If the employer (and in the case of a lawsuit, the law) decides that the accommodation requirements are too severe, they are not required to provide them. Some reasons why an accommodation might be considered too burdensome on an employer include increased cost, safety issues, or causing damage to other employees.
Hiring, Firing, and Employment Practices
This type of discrimination involves the company making employment decisions (such as wrongful termination) based on someone’s faith or lack thereof. Discriminatory behavior can consist of the following employer behaviors:
- Refusing to hire individuals of a certain religion.
- Having stricter promotion requirements for members of a certain religion.
- Imposing different work requirements on an employee because of their religious beliefs or practices.
What Does a Religious Discrimination Claim Look Like?
Treating a person unfavorably due to their sincerely held religious beliefs is illegal and opens businesses up to lawsuits.
Work-related religious discrimination claims are on the rise and are projected to become a severe problem for employers in the near future.
One example of a well-documented claim of religious discrimination is when the EEOC filed a suit against the North Carolina-based Food Lion store for failing to accommodate and subsequently firing an employee who was a Jehovah’s Witness.

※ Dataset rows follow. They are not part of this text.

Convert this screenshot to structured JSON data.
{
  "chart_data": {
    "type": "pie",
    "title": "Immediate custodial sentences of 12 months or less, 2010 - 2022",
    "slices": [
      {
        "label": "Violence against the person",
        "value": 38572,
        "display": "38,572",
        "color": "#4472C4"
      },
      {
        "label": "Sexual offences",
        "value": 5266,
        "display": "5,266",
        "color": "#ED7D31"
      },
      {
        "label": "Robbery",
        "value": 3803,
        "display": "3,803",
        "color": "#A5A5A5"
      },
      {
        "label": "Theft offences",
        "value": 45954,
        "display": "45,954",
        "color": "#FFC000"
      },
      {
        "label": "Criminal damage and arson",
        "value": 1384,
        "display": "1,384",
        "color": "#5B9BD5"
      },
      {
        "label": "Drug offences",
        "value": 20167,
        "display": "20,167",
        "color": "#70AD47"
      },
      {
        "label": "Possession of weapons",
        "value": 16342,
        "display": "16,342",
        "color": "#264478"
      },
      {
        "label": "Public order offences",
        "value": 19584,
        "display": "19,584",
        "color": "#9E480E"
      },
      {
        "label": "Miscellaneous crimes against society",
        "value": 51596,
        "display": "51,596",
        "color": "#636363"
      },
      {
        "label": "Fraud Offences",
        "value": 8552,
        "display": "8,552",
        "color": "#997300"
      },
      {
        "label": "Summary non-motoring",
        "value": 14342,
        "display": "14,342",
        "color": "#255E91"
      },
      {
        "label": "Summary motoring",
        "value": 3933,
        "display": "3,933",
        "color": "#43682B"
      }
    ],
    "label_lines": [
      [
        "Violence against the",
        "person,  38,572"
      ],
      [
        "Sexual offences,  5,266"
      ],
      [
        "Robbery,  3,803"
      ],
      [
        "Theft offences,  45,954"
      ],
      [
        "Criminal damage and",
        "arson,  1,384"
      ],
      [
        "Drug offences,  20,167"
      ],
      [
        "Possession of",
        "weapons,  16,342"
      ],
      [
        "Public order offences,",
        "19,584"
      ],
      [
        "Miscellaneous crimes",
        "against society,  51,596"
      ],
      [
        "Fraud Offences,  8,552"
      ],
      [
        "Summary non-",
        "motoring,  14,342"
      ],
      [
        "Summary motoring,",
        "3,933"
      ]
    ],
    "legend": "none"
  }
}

The employee needed to attend church services on Thursdays and Sundays and was unable to work on those days. After being transferred to a different store, the new manager refused to accommodate the employee’s religious practices and the employee lost their job. Food Lion was forced to pay a $50,500 settlement to the employee and amend its employment practices.
Insurance as Financial Protection in the Case of Discrimination Claims
Religious discrimination claims are a serious issue and every company should strive to create an accepting environment for its employees regardless of religious denomination.
However, when such claims do occur, having the right risk management plan in place could allow your company to transfer the financial stress of these allegations and, more importantly, deal with them ethically and fairly.
EPLI serves to protect the business from employment-related claims of harassment, wrongful termination, or failure to promote due to the employee’s religious beliefs. The EPLI policy will pay for the legal costs of defending against these allegations and cover the settlement should one be reached.
Additionally, if employees bring their concerns to the company’s management, they’ll want to be heard and understood. If, on the other hand, they feel that they are being ignored, or that leadership isn’t doing enough to prevent discrimination, they may become angry and frustrated and decide to sue.
In such cases, executives and board members may be held personally responsible, especially if it’s alleged that their actions have contributed to the claimed religious discrimination.
A D&O policy will respond to protect the company and the personal assets of its leadership by paying for the defense costs and damages (awards and settlements) that result from such claims.
It’s considered good practice to bundle D&O and EPLI policies into one seamless package to avoid gaps in management liability coverage.
To get a better understanding of how to protect your company from discrimination claims and other employment issues, you can reach out to one of our expert brokers at any time to secure the right coverage at the best price.
Despite unpredictable court decisions, treating applicants and employees with respect and judging them solely based on their qualifications and performance remains the safest course of action when dealing with potential cases of discrimination, religious or otherwise.
A failure to adhere to these rules can create a hostile work environment and often leads to expensive lawsuits and severe reputational damage.